Global rating agency Fitch projects 1.6% GDP growth for Nigeria in 2021
The Nigerian economy will grow by 1.6 percent in 2021 against the 2.3 percent earlier projections, the global rating agency Fitch Ratings has predicted.
In a report, Fitch hinged its prediction on weaker base effects coming out of a shallower contraction recorded by the country in 2020.
The National Bureau of Statistics (NBS) in its Gross Domestic Product (GDP) report put Nigeria’s economic growth at 0.11 percent for the last quarter of 2020 and overall contraction for the year at -1.9 percent.
The global rating agency stated that rising oil exports would be the main growth driver for the country’s economy in 2021, while consumer spending and business investment were likely to be subdued because of persistently high inflation and the slow rollout of a Covid-19 vaccine.
The agency, however, estimated that growth in Nigeria would accelerate to 2.7 percent in 2022, while it “expects Nigeria’s vaccination programme to gather pace, which will result in private consumption and fixed investment accelerating.”

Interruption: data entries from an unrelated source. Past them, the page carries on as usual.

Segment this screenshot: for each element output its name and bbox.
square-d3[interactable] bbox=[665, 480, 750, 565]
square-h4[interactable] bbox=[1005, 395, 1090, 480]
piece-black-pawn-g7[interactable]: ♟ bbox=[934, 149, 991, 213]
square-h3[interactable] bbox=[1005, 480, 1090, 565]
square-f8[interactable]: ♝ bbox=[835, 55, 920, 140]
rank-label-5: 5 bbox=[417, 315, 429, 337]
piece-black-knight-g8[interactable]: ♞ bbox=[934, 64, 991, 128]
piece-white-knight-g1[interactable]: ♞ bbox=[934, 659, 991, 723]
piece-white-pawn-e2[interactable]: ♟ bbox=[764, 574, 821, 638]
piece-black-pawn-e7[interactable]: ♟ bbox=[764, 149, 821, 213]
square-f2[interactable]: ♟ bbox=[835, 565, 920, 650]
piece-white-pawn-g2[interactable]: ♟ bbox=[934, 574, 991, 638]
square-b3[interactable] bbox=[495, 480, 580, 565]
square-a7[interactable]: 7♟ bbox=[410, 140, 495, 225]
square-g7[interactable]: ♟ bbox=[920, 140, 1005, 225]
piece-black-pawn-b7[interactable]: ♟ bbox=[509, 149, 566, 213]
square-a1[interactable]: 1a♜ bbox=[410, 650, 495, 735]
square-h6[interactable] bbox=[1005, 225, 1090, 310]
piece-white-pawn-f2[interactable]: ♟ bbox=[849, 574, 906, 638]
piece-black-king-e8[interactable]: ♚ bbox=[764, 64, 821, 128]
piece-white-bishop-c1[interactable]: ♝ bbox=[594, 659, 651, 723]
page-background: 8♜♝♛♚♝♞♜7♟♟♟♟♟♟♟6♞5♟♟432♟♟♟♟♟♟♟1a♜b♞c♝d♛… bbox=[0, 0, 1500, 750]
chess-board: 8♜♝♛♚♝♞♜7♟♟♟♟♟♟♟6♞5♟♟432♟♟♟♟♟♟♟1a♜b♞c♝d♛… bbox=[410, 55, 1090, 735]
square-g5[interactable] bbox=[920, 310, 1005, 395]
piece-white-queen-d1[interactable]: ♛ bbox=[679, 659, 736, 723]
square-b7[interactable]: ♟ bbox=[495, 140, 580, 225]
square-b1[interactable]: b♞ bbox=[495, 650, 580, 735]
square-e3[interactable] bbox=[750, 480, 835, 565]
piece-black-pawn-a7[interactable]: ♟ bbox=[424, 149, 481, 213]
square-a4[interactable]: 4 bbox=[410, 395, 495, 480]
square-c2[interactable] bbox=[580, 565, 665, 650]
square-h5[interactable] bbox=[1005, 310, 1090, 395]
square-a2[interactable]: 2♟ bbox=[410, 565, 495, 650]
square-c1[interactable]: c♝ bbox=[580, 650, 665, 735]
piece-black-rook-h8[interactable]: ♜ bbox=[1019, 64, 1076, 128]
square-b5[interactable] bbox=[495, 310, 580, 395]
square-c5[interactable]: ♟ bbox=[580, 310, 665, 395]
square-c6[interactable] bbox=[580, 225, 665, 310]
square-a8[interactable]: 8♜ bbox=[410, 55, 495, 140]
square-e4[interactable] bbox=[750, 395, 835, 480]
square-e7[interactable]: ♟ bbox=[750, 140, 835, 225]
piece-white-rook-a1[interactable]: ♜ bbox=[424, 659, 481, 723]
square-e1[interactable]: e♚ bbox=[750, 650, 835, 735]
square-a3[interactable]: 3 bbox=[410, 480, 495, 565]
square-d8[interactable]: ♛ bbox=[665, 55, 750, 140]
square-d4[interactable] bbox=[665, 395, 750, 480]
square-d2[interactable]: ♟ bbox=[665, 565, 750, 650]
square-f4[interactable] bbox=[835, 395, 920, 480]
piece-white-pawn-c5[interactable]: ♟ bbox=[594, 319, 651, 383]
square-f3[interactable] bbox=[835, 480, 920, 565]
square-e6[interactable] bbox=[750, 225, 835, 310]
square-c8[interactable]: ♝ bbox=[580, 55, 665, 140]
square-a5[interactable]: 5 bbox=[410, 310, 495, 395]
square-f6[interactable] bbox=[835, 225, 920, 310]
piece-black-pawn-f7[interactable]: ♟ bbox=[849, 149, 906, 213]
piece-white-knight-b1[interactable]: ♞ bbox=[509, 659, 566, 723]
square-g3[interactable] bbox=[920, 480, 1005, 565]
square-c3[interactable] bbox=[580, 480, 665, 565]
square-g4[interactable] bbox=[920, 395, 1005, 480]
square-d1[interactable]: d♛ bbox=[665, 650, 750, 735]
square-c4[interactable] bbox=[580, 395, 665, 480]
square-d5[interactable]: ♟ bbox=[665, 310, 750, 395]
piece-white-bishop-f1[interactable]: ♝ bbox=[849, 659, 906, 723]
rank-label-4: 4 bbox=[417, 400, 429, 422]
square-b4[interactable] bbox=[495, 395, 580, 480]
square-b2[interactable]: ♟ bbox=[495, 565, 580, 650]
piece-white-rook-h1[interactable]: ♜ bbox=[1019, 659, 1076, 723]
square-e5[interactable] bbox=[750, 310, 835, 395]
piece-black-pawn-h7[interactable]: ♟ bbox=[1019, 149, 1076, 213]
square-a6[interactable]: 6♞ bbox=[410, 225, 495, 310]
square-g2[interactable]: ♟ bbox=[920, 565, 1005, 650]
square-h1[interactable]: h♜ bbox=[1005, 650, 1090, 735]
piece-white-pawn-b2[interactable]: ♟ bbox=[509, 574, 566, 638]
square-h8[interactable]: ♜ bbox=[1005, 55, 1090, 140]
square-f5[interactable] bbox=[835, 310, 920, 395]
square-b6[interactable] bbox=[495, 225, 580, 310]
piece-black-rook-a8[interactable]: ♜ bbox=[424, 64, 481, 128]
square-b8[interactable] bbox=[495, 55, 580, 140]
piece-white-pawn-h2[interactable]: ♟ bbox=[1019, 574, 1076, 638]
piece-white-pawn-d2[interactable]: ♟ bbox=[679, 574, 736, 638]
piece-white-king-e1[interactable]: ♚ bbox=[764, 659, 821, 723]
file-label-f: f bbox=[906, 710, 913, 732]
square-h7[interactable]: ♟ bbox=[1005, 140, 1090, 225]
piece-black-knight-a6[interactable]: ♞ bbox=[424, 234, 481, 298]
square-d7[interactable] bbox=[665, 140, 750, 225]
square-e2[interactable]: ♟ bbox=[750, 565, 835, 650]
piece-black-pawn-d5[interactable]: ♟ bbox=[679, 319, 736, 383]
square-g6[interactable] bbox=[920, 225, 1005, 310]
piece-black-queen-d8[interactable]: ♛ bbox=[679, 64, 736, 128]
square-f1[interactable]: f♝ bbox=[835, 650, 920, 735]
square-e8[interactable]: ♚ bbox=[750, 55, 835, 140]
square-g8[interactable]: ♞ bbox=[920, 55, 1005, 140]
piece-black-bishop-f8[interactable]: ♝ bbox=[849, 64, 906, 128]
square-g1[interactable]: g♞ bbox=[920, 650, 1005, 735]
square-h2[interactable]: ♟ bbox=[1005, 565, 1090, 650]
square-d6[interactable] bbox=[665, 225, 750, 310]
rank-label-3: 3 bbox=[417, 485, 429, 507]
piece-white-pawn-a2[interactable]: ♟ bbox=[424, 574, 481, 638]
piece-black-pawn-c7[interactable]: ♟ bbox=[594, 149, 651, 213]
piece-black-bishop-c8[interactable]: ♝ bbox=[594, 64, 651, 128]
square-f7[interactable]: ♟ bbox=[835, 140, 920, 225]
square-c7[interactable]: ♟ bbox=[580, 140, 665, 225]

“We at Fitch Solutions have revised our estimate for Nigeria’s real Gross Domestic Product (GDP) to a contraction of 1.9 percent in 2020, compared to our previous estimate of a 3.2 percent fall.
“The revision follows the release of stronger than expected GDP data indicating that the economy exited recession in the fourth quarter of 2020, growing by 0.1 percent year-on-year, after contracting by 3.6 percent in the third quarter of 2020 and by 6.1 percent in the second quarter of 2020.
“The agriculture and services sectors led the Q4 2020 rebound, expanding by 3.4 percent and 1.3 percent respectively, resulting in non-oil growth rising by 1.7 percent compared to a 2.5 percent fall in Q3 2020. The oil sector (around 8.0% of GDP) contracted by 19.8 percent in Q4 2020 – its third consecutive quarterly contraction – because of falling oil production and weak prices.
“Crude production slowed to 1.56 million barrels per day (b/d) in Q4 2020 from 1.67 million b/d in Q3 2020, partly because of Nigeria’s commitments under the OPEC+ deal, while the price of Brent fell to an average of $43.2 per barrel (/bbl) in 2020 compared to $64.2/bbl in 2019,” Fitch stated in its report.
Fitch’s predicted that net exports, driven by a sharp rebound in the oil sector in the coming quarters would be the main driver of the expansion in real GDP as oil accounts for around 90 percent of Nigeria’s exports.
The agency also projected that net exports would contribute 0.6 percentage points to headline growth in 2021.
It revealed that its oil and gas team anticipated that the value of Nigeria’s net oil exports would rise by 42.5 percent to $24.4 billion, largely because of an uptick in the average price of Brent crude to $58/bbl in 2021.
Brent crude price is currently at $65 per barrel on the international market.
“Oil revenues also account for around 50 percent government revenues, and as such the rebound will strengthen public finances, resulting in a rise in government consumption, which we expect to contribute 0.3 pps to real GDP growth.
“However, the recovery in private consumption is likely to be weak given persistently high unemployment and inflation, and subdued consumer confidence. As a result, growth in private consumption is likely to be subdued (at 0.7 percent), and its contribution to headline growth, of 0.4pps, will be fairly small considering it accounts for around 75 percent of total GDP.
“Inflation rose every month in 2020 because of rising fuel and food costs, and accelerating price growth in 2021 – we forecast an average of 14.6 percent compared to 13.2 percent in 2020 – will eat into household incomes.
“Moreover, the slow rollout of a Covid-19 vaccine – our Pharmaceuticals team does not expect mass inoculations to begin before the second half of 2021– will weigh on consumer confidence, while the continuation of limited social distancing measures is likely to depress business activity in the first half of the year. We, therefore, expect unemployment to remain high at 24.5 percent, while fixed investment will contribute only minimally to headline growth (0.2pp),” it added.
However, it stressed that should insecurity worsen and spread beyond current hotspots in the northeast and middle belt states, distribution of a vaccine would be significantly curtailed, and similarly hamper the economic recovery.